Tes ini diterapkan setelah adanya kasus siswi yang diketahui hamil. Menurut Sarman, program ini bukanlah hal baru, melainkan telah berjalan selama dua tahun terakhir sebagai bentuk antisipasi terhadap pergaulan bebas di kalangan siswa. "Kasusnya terjadi sekitar tiga tahun lalu, ketika seorang siswi diketahui hamil. Hal ini menjadi perhatian serius, sehingga kami mengambil langkah antisipatif dengan mewajibkan tes kehamilan menggunakan test pack bagi para siswi," ujar Sarman saat dihubungi melalui telepon seluler, Rabu, 22 Januari 2025 (Tempo.co, Jakarta).
Kebijakan ini menuai pro dan kontra dari berbagai pihak. Bupati Cianjur mengapresiasi langkah tersebut dan berharap sekolah lain menerapkan aturan serupa. Namun, Dinas Kesehatan Cianjur justru tidak mendukung kebijakan ini.
Pergaulan bebas dan perilaku amoral memang semakin marak di Indonesia. Berbagai kasus asusila terjadi di berbagai lapisan masyarakat, mulai dari remaja hingga orang dewasa. Sepanjang tahun lalu, di Sleman tercatat 98 permohonan dispensasi nikah, mayoritas akibat kehamilan di luar nikah (regional.kompas.com, 10/01/2025). Di sisi lain, pesta seks swinger terungkap di Jakarta dan Bali, di mana para pelaku mempromosikan pertukaran pasangan sebagai bagian dari gaya hidup (megapolitan.kompas.com,10/01/2025). Tidak hanya itu, tindak asusila juga terjadi di lingkungan pendidikan, seperti kasus guru agama yang membujuk siswanya untuk melakukan perbuatan tak senonoh selama bertahun-tahun (radarsolo.jawapos.com, 09/01/2025).

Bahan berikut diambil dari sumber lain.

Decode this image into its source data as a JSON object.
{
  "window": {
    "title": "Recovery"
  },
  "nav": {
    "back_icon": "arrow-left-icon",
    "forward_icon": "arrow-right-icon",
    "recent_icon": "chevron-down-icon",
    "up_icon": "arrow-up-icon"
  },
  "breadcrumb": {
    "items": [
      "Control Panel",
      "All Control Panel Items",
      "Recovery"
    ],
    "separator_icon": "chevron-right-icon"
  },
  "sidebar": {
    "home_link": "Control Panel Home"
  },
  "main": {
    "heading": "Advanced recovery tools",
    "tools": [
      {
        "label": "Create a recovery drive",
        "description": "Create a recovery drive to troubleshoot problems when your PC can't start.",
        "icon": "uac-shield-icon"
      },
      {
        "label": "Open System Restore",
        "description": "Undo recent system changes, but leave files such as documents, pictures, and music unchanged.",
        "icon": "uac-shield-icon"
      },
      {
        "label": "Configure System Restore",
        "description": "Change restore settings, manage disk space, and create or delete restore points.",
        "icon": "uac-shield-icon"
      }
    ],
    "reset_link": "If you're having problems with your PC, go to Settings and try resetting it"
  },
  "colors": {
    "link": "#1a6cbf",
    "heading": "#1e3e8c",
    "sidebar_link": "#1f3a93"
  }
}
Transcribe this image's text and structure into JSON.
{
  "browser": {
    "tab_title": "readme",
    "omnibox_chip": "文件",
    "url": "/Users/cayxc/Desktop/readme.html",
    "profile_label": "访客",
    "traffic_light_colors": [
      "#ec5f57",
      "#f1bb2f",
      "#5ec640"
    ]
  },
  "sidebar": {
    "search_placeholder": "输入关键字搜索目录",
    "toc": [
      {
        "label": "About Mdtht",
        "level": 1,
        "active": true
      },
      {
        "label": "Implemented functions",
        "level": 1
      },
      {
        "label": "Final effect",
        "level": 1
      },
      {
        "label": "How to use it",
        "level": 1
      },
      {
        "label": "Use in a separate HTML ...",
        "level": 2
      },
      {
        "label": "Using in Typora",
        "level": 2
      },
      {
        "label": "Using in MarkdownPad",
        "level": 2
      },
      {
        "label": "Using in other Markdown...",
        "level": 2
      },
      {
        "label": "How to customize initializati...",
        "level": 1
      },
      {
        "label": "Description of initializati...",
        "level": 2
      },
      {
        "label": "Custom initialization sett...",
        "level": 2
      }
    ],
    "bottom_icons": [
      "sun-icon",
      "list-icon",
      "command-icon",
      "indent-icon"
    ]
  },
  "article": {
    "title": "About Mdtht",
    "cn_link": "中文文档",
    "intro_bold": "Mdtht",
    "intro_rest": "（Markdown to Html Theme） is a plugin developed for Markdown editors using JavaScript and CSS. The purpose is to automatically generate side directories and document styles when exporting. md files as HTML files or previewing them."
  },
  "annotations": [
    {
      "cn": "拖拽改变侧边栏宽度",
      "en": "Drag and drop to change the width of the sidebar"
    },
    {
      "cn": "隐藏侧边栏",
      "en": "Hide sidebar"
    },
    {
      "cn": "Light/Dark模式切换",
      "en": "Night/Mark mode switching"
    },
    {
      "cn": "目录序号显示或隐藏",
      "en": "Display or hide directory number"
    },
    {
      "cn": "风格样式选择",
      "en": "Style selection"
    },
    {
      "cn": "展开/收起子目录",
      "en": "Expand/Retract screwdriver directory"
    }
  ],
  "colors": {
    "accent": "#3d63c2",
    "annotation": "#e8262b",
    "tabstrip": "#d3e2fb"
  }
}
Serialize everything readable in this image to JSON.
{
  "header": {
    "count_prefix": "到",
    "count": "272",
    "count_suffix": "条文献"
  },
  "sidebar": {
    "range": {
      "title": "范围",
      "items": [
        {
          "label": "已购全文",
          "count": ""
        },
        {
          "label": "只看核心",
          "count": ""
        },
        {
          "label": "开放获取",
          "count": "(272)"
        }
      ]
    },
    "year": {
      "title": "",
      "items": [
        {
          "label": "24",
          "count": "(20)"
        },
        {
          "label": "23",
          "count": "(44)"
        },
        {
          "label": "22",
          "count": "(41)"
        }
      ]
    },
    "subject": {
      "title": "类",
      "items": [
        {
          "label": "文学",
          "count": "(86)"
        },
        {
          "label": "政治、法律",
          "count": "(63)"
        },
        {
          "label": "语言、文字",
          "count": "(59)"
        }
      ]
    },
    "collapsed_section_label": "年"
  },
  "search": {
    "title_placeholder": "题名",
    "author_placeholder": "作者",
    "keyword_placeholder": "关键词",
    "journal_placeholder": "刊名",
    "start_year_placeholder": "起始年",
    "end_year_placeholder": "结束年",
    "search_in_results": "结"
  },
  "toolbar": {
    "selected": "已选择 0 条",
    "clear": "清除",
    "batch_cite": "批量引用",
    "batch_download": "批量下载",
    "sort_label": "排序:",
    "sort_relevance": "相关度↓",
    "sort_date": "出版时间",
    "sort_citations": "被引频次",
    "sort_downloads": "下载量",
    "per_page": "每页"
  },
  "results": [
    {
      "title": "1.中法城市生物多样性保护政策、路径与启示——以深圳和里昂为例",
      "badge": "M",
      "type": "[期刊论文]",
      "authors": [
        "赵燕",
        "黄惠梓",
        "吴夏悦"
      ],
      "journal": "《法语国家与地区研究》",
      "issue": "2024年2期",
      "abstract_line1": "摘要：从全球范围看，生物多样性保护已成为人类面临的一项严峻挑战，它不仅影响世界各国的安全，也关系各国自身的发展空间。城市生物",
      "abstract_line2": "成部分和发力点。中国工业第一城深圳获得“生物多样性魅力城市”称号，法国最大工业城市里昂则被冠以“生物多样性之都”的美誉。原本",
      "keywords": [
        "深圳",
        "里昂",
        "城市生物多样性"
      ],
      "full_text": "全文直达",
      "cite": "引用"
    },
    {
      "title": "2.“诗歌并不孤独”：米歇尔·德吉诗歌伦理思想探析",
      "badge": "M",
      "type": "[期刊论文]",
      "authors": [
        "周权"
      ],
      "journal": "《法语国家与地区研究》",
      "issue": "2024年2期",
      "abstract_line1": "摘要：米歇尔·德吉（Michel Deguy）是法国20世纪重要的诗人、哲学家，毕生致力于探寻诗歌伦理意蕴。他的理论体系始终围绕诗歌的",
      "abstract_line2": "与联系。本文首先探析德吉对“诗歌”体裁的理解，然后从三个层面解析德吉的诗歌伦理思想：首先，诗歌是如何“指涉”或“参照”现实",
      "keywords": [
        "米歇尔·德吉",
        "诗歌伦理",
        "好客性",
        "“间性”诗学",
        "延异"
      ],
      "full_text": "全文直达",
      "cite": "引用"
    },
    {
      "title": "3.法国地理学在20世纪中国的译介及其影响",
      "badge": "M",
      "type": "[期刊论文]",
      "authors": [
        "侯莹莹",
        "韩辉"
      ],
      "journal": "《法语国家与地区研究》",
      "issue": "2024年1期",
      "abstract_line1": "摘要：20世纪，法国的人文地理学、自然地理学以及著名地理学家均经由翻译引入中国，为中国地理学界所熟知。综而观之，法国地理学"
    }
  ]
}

Namun, benarkah tes kehamilan dapat menjadi solusi dalam mencegah pergaulan bebas? Pada kenyataannya, kebijakan ini menunjukkan pola pikir yang keliru dalam menangani persoalan moral remaja. Tes kehamilan bukanlah solusi utama karena tidak semua pelaku seks bebas mengalami kehamilan. Selain itu, kebijakan ini hanya menyasar remaja perempuan, sementara remaja laki-laki yang juga berisiko terjerumus dalam pergaulan bebas luput dari perhatian.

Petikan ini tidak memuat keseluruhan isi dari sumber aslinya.